Sementara, menurut Ndarung, bantahan kedua kepsek itu hanya ingin mencari pembenaran diri saja.
“Sayakan ada bukti rekaman dan videonya. Yang kata-katain kami “wartawan babi” ada. Ini buktinya, dalil Ndarung sambil menunjukan bukti remakamannya itu kepada wartawan.
Atas insiden itu, Kadis PK Matim, Frederika Soch meminta maaf dan mengutuk keras tindakan kedua Kepsek tersebut, dan berjanji kasus ini akan dilaporkan kepada Bupati Matim, Yoseph Tote dan keduanya akan ditindak tegas.
Bukan hanya itu, dirinya juga berjanji kedua Kepsek itu akan meminta maaf secara tertulis kepada kedua wartawan FE dan seluruh insan Pers di Manggarai Raya.
Baca : Nasabah BRI Ruteng, Saldo 600 Ribu Dapat Hadiah Mobil
“Masa gara-gara mereka saja, Hardiknas kita tahun ini jadi ribut. Seluruh Indonesia bahkan luar negeri sekalipun tahu jika Hardiknas ini jadi kasus. Pekerjaan saya juga menjadi berantakan. Setiap hari kerja hanya melayani konfirmasi wartawan, baik lokal maunpun nasional,” ungkap Frederika penuh kesal.
Sementara itu, ketua AJO Manggarai, Ronal Tarsan mengecam keras tindakan kedua Narasumber tersebut.
Menurutnya, tindakan mempolisikan kedua rekannya itu adalah bagian dari bentuk upaya pembungkaman terhadap kebebasan Pers.
Berita yang telah dimuat di FE tersebut telah memenuhi segala unsur kode etik jurnalistik. Tidak ada yang salah dalam tulisan itu. Hanya saja, keterangan foto yang keliru, tambahnya.
Tarsan mengaku kesal atas tindakan kedua Kepsek itu.
“Guru itukan corong aspirasi publik juga, tapi kok malah bertindak seperti ini. Apa kata publik,” ketus Tarsan.

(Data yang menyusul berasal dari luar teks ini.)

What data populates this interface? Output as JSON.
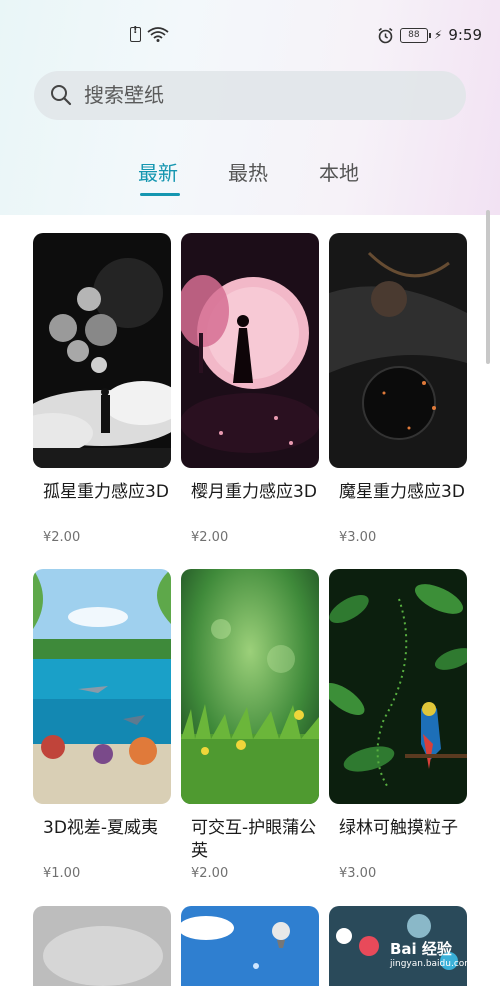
{
  "status_bar": {
    "battery": "88",
    "time": "9:59"
  },
  "search": {
    "placeholder": "搜索壁纸"
  },
  "tabs": [
    {
      "label": "最新",
      "active": true
    },
    {
      "label": "最热",
      "active": false
    },
    {
      "label": "本地",
      "active": false
    }
  ],
  "wallpapers": [
    {
      "title": "孤星重力感应3D",
      "price": "¥2.00"
    },
    {
      "title": "樱月重力感应3D",
      "price": "¥2.00"
    },
    {
      "title": "魔星重力感应3D",
      "price": "¥3.00"
    },
    {
      "title": "3D视差-夏威夷",
      "price": "¥1.00"
    },
    {
      "title": "可交互-护眼蒲公英",
      "price": "¥2.00"
    },
    {
      "title": "绿林可触摸粒子",
      "price": "¥3.00"
    }
  ],
  "watermark": {
    "brand": "Bai 经验",
    "url": "jingyan.baidu.com"
  },
  "colors": {
    "accent": "#1596b0"
  }
}
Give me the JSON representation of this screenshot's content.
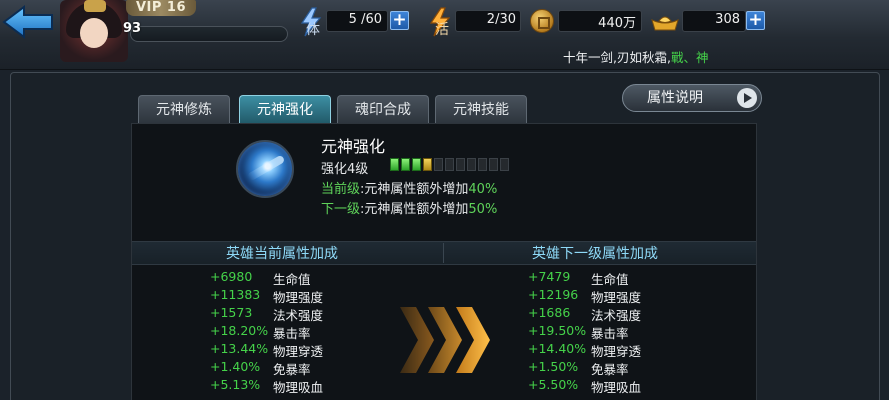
{
  "header": {
    "vip": "VIP 16",
    "level": "93",
    "resources": [
      {
        "icon": "lightning-stamina-icon",
        "label": "体",
        "value": "5 /60"
      },
      {
        "icon": "lightning-energy-icon",
        "label": "活",
        "value": "2/30"
      },
      {
        "icon": "copper-coin-icon",
        "label": "",
        "value": "440万"
      },
      {
        "icon": "gold-ingot-icon",
        "label": "",
        "value": "308"
      }
    ],
    "ticker_prefix": "十年一剑,刃如秋霜,",
    "ticker_green": "戰、神"
  },
  "tabs": [
    "元神修炼",
    "元神强化",
    "魂印合成",
    "元神技能"
  ],
  "active_tab": 1,
  "attr_button": "属性说明",
  "skill": {
    "title": "元神强化",
    "level_text": "强化4级",
    "level_pips_total": 11,
    "level_pips_on": 3,
    "level_pips_half": 1,
    "current_key": "当前级",
    "current_text": ":元神属性额外增加",
    "current_value": "40%",
    "next_key": "下一级",
    "next_text": ":元神属性额外增加",
    "next_value": "50%"
  },
  "current": {
    "header": "英雄当前属性加成",
    "rows": [
      {
        "value": "+6980",
        "name": "生命值"
      },
      {
        "value": "+11383",
        "name": "物理强度"
      },
      {
        "value": "+1573",
        "name": "法术强度"
      },
      {
        "value": "+18.20%",
        "name": "暴击率"
      },
      {
        "value": "+13.44%",
        "name": "物理穿透"
      },
      {
        "value": "+1.40%",
        "name": "免暴率"
      },
      {
        "value": "+5.13%",
        "name": "物理吸血"
      }
    ]
  },
  "next": {
    "header": "英雄下一级属性加成",
    "rows": [
      {
        "value": "+7479",
        "name": "生命值"
      },
      {
        "value": "+12196",
        "name": "物理强度"
      },
      {
        "value": "+1686",
        "name": "法术强度"
      },
      {
        "value": "+19.50%",
        "name": "暴击率"
      },
      {
        "value": "+14.40%",
        "name": "物理穿透"
      },
      {
        "value": "+1.50%",
        "name": "免暴率"
      },
      {
        "value": "+5.50%",
        "name": "物理吸血"
      }
    ]
  },
  "colors": {
    "green": "#45d24a",
    "cyan": "#8ed9f7",
    "active_tab": "#2f7f93"
  }
}
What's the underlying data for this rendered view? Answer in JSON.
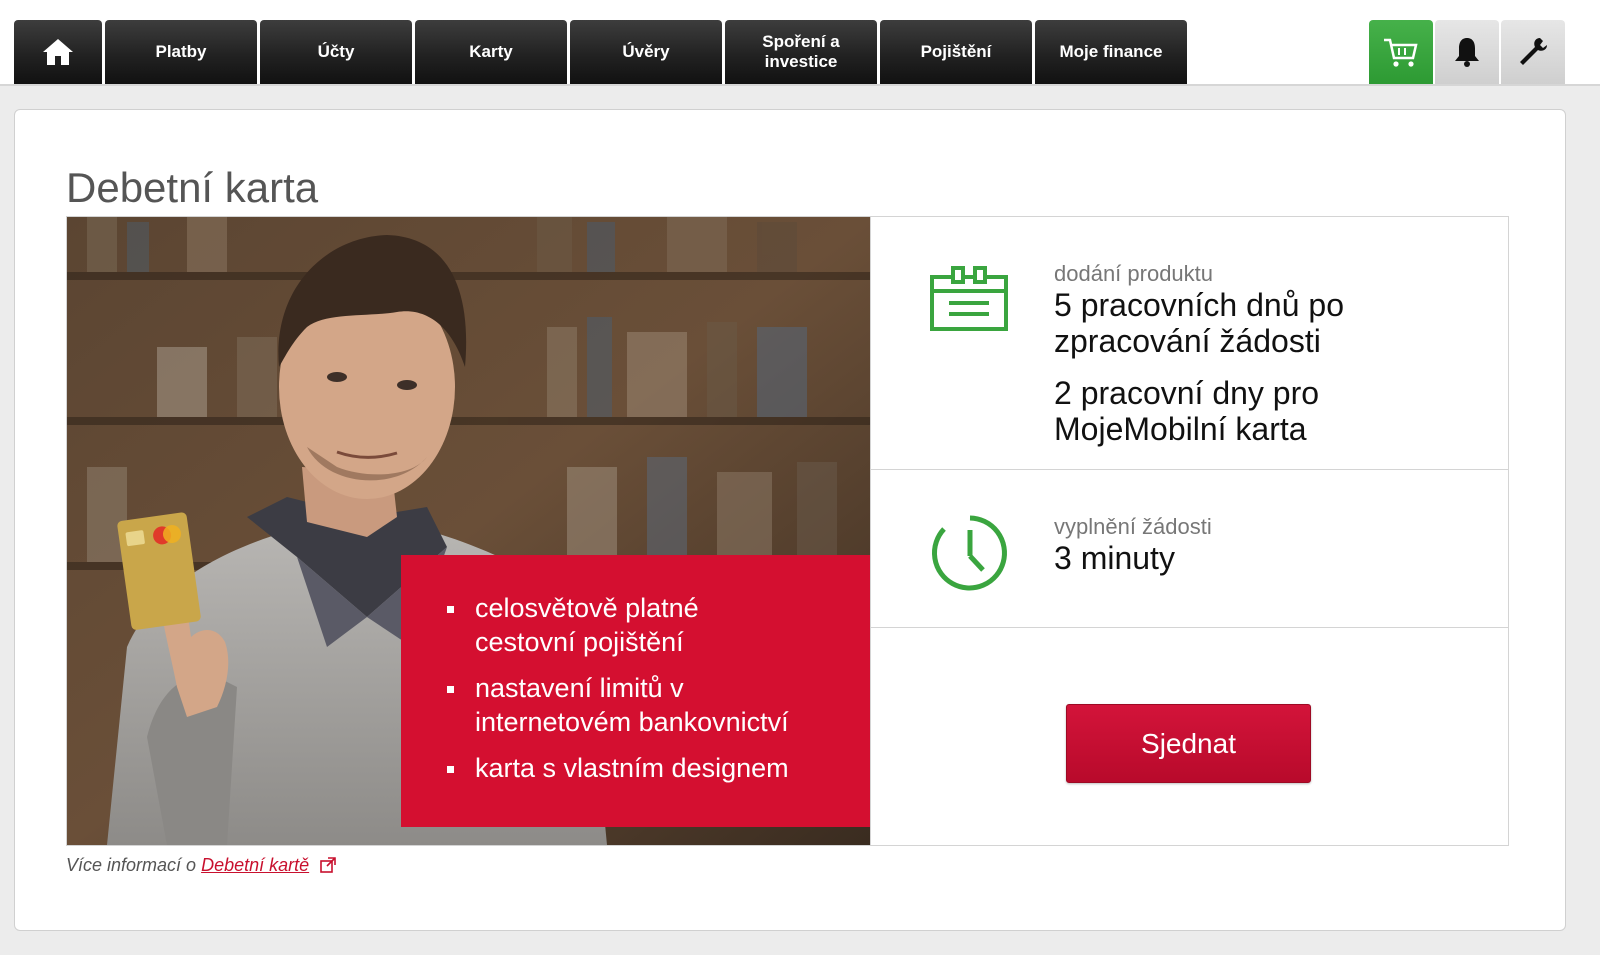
{
  "nav": {
    "home_icon": "home-icon",
    "items": [
      {
        "label": "Platby"
      },
      {
        "label": "Účty"
      },
      {
        "label": "Karty"
      },
      {
        "label": "Úvěry"
      },
      {
        "label": "Spoření a investice"
      },
      {
        "label": "Pojištění"
      },
      {
        "label": "Moje finance"
      }
    ],
    "tools": [
      "cart-icon",
      "bell-icon",
      "wrench-icon"
    ]
  },
  "page": {
    "title": "Debetní karta"
  },
  "promo": {
    "bullets": [
      "celosvětově platné cestovní pojištění",
      "nastavení limitů v internetovém bankovnictví",
      "karta s vlastním designem"
    ]
  },
  "info": {
    "delivery": {
      "label": "dodání produktu",
      "value1": "5 pracovních dnů po zpracování žádosti",
      "value2": "2 pracovní dny pro MojeMobilní karta"
    },
    "fill": {
      "label": "vyplnění žádosti",
      "value": "3 minuty"
    },
    "cta": "Sjednat"
  },
  "footer": {
    "prefix": "Více informací o",
    "link": "Debetní kartě"
  },
  "colors": {
    "accent_red": "#d40f30",
    "green": "#3aa53f",
    "nav_dark": "#222222"
  }
}
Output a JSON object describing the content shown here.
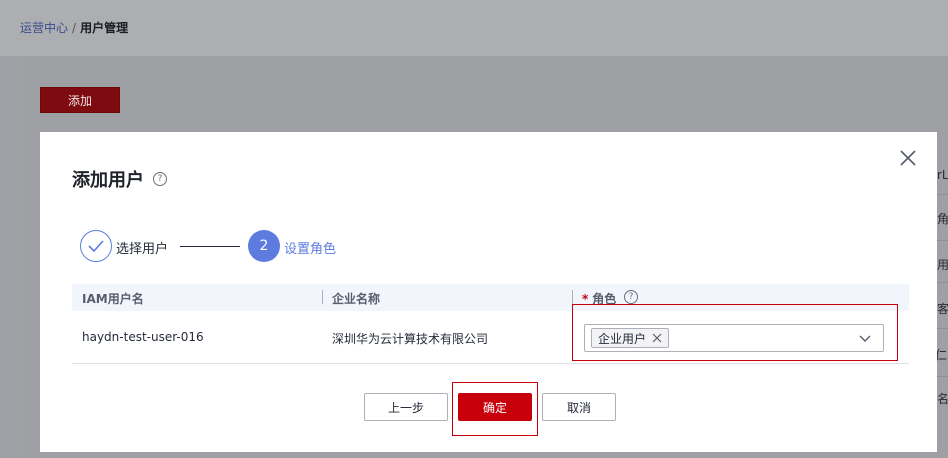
{
  "breadcrumb": {
    "parent": "运营中心",
    "separator": "/",
    "current": "用户管理"
  },
  "page": {
    "add_button": "添加"
  },
  "background_table_fragments": [
    "rL",
    "角色",
    "用户",
    "客",
    "仁",
    "名"
  ],
  "dialog": {
    "title": "添加用户",
    "help_glyph": "?",
    "close_glyph": "close",
    "steps": [
      {
        "index": "1",
        "label": "选择用户",
        "status": "done"
      },
      {
        "index": "2",
        "label": "设置角色",
        "status": "active"
      }
    ],
    "table": {
      "columns": [
        "IAM用户名",
        "企业名称",
        "角色"
      ],
      "role_required_mark": "*",
      "rows": [
        {
          "iam_user": "haydn-test-user-016",
          "company": "深圳华为云计算技术有限公司",
          "roles": [
            "企业用户"
          ]
        }
      ]
    },
    "buttons": {
      "prev": "上一步",
      "confirm": "确定",
      "cancel": "取消"
    }
  },
  "colors": {
    "primary_red": "#c7000b",
    "step_blue": "#5e7ce0",
    "overlay": "#a0a1a6"
  }
}
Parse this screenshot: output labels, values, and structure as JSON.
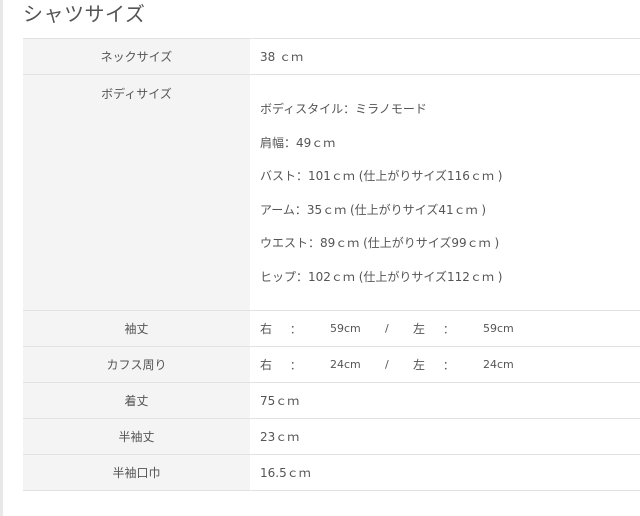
{
  "page_title": "シャツサイズ",
  "rows": {
    "neck": {
      "label": "ネックサイズ",
      "value": "38 ｃｍ"
    },
    "body": {
      "label": "ボディサイズ",
      "lines": [
        "ボディスタイル：ミラノモード",
        "肩幅：49ｃｍ",
        "バスト：101ｃｍ (仕上がりサイズ116ｃｍ )",
        "アーム：35ｃｍ (仕上がりサイズ41ｃｍ )",
        "ウエスト：89ｃｍ (仕上がりサイズ99ｃｍ )",
        "ヒップ：102ｃｍ (仕上がりサイズ112ｃｍ )"
      ]
    },
    "sleeve": {
      "label": "袖丈",
      "right_label": "右",
      "colon": "：",
      "right_value": "59cm",
      "slash": "/",
      "left_label": "左",
      "left_value": "59cm"
    },
    "cuff": {
      "label": "カフス周り",
      "right_label": "右",
      "colon": "：",
      "right_value": "24cm",
      "slash": "/",
      "left_label": "左",
      "left_value": "24cm"
    },
    "length": {
      "label": "着丈",
      "value": "75ｃｍ"
    },
    "half_sleeve": {
      "label": "半袖丈",
      "value": "23ｃｍ"
    },
    "half_sleeve_width": {
      "label": "半袖口巾",
      "value": "16.5ｃｍ"
    }
  }
}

Ditambahkan Fransiskus Ramli, kuasa hukum AJO dari LBH Manggarai Raya, kepada Kadis PK Matim mengatakan, tulisan tersebut telah memenuhi kaidah jurnalistik. Tidak ditemukan satupun unsur hukum yang dikatakan salah dan bisa diproses hukum terhadap wartawan tersebut. Sebab semua tulisan itu sesuai dengan hasil wawancara langsung dengan narasumber dilapangan. Bukan opini atau karangan wartawan, katanya.
Dan mestinya, semua pihak harus bisa memahami tentang tugas jurnalis. Jika Narasumber merasa dirugikan karena pemberitaan wartawan, maka bisa mengajukan keberatan, tetapi ke media yang sama dan media yang bersangkutan pasti melayaninya, tidak akan menolaknya karena itu bagian dari prinsip dan kode etik jurnalistik, jelas Ramli.
Dirinya sesalkan karena kedua pelakunya adalah kepala sekolah.
“Masa sekelas kepala sekolah tidak paham dengan Pers. Bagaimana bisa mendidik muridnya dengan baik jika gurunya tidak memiliki perilku sebagai pendidik,” tandas Ramli.
Pers itu memiliki UU tersendiri, jadi kalau masalah berita tidak bisa langsung dilaporkan ke polisi harus mengajukan keberatan tertulis kepda media yang sama atau dewan Pers jika memang perlu, tutup Ramli.